Perfil Biofísico Fetal: Entenda a Pontuação do ILA

Santa Casa de Belo Horizonte (MG) — Prova 2020

Enunciado

Considerando a avaliação do bem-estar fetal, é correto afirmar:

Alternativas

  1. A) Na avaliação do perfil biofísico fetal, é possível a presença de oligo-hidrâmnio, pela avaliação do índice de líquido amniótico, porém com nota máxima (nota 2) para essa variável (líquido amniótico).
  2. B) Durante a cardiotocografia, os valores considerados normais para a frequência cardíaca fetal são de 120 a 160 batimentos por minuto (bpm).
  3. C) Em uma gravidez a termo, é considerada aceleração transitória um aumento da frequência cardíaca fetal de pelo menos dez batimentos com duração de pelo menos dez segundos.
  4. D) A desaceleração intraparto tardia ou DIP II está relacionada à compressão do polo cefálico fetal, determinando reflexo vagal com consequente diminuição da frequência cardíaca fetal.

Pérola Clínica

Oligo-hidrâmnio no PBF sempre pontua 0 para líquido amniótico; nota 2 indica volume adequado.

Resumo-Chave

O perfil biofísico fetal avalia 5 parâmetros (tônus, movimentos, respiração, cardiotocografia e líquido amniótico), cada um pontuando 0 ou 2. A presença de oligo-hidrâmnio (ILA < 5cm ou maior bolsão < 2cm) é um achado patológico que, por definição, atribui 0 pontos à variável de líquido amniótico, indicando comprometimento do bem-estar fetal.

Contexto Educacional

A avaliação do bem-estar fetal é um pilar fundamental na obstetrícia, visando identificar fetos em risco de hipóxia e acidose. O Perfil Biofísico Fetal (PBF) é uma ferramenta abrangente que combina ultrassonografia e cardiotocografia para fornecer uma avaliação detalhada da condição fetal, sendo amplamente utilizado em gestações de alto risco, especialmente no terceiro trimestre. Sua pontuação total varia de 0 a 10, com escores mais altos indicando melhor bem-estar fetal e escores baixos exigindo intervenção. O volume de líquido amniótico é um indicador crucial da função placentária e renal fetal. Oligo-hidrâmnio, caracterizado por um Índice de Líquido Amniótico (ILA) menor ou igual a 5 cm ou um maior bolsão vertical menor ou igual a 2 cm, é um sinal de alerta que sempre pontua 0 no PBF. Este achado pode indicar insuficiência uteroplacentária crônica, restrição de crescimento fetal ou anomalias renais, e sua presença exige monitoramento rigoroso ou, em alguns casos, a interrupção da gestação. Dominar os critérios de pontuação do PBF e a interpretação da cardiotocografia é essencial para residentes, pois permite a tomada de decisões clínicas rápidas e informadas, impactando diretamente a saúde materno-fetal. A compreensão das causas e implicações das diferentes desacelerações e acelerações na cardiotocografia, bem como a correta avaliação do volume de líquido amniótico, são conhecimentos indispensáveis para a prática obstétrica segura e eficaz.

Perguntas Frequentes

Quais são os componentes do Perfil Biofísico Fetal (PBF)?

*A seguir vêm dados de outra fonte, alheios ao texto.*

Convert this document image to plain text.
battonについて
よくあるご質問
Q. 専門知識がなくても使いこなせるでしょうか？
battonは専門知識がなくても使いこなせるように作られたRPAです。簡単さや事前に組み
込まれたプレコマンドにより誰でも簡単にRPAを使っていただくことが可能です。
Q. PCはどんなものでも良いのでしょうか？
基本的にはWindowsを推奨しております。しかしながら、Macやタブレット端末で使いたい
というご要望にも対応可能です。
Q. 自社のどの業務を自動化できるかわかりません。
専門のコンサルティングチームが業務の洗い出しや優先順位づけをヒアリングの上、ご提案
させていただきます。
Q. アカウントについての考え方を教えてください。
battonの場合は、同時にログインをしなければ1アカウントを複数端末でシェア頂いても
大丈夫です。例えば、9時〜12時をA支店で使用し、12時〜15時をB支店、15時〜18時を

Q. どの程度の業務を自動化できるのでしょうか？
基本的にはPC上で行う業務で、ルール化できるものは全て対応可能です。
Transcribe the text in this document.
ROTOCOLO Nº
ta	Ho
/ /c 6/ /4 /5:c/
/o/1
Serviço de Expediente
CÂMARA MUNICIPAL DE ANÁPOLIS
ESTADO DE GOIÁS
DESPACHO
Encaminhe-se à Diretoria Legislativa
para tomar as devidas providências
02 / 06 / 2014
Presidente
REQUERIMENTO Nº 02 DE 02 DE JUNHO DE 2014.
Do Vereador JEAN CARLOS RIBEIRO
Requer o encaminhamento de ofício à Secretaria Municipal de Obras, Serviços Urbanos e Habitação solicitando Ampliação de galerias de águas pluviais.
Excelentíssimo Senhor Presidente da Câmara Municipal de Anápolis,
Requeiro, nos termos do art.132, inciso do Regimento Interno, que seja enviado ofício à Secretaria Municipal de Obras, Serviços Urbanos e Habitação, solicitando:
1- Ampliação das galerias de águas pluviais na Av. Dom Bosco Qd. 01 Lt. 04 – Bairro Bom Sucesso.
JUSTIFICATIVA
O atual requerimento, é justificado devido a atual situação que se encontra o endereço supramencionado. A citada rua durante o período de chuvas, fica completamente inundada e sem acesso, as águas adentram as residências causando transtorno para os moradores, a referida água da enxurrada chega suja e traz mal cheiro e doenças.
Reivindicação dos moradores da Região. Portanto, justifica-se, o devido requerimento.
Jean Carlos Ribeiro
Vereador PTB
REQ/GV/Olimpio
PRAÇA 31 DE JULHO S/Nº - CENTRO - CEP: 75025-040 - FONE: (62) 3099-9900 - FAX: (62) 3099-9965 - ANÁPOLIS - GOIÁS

O PBF é composto por cinco variáveis: tônus fetal, movimentos fetais, movimentos respiratórios fetais, reatividade da cardiotocografia (NST) e volume de líquido amniótico (ILA ou maior bolsão). Cada variável recebe 0 ou 2 pontos.

Como o volume de líquido amniótico é avaliado no PBF?

O volume de líquido amniótico é avaliado pelo Índice de Líquido Amniótico (ILA) ou pela medida do maior bolsão vertical. Um ILA > 5cm ou maior bolsão > 2cm recebe 2 pontos; valores abaixo disso (oligo-hidrâmnio) recebem 0 pontos.

Qual a diferença entre desaceleração precoce e tardia na cardiotocografia?

Desacelerações precoces (DIP I) são simétricas e coincidentes com as contrações uterinas, causadas por compressão cefálica. Desacelerações tardias (DIP II) iniciam após o pico da contração e terminam após o seu fim, indicando insuficiência uteroplacentária e sofrimento fetal.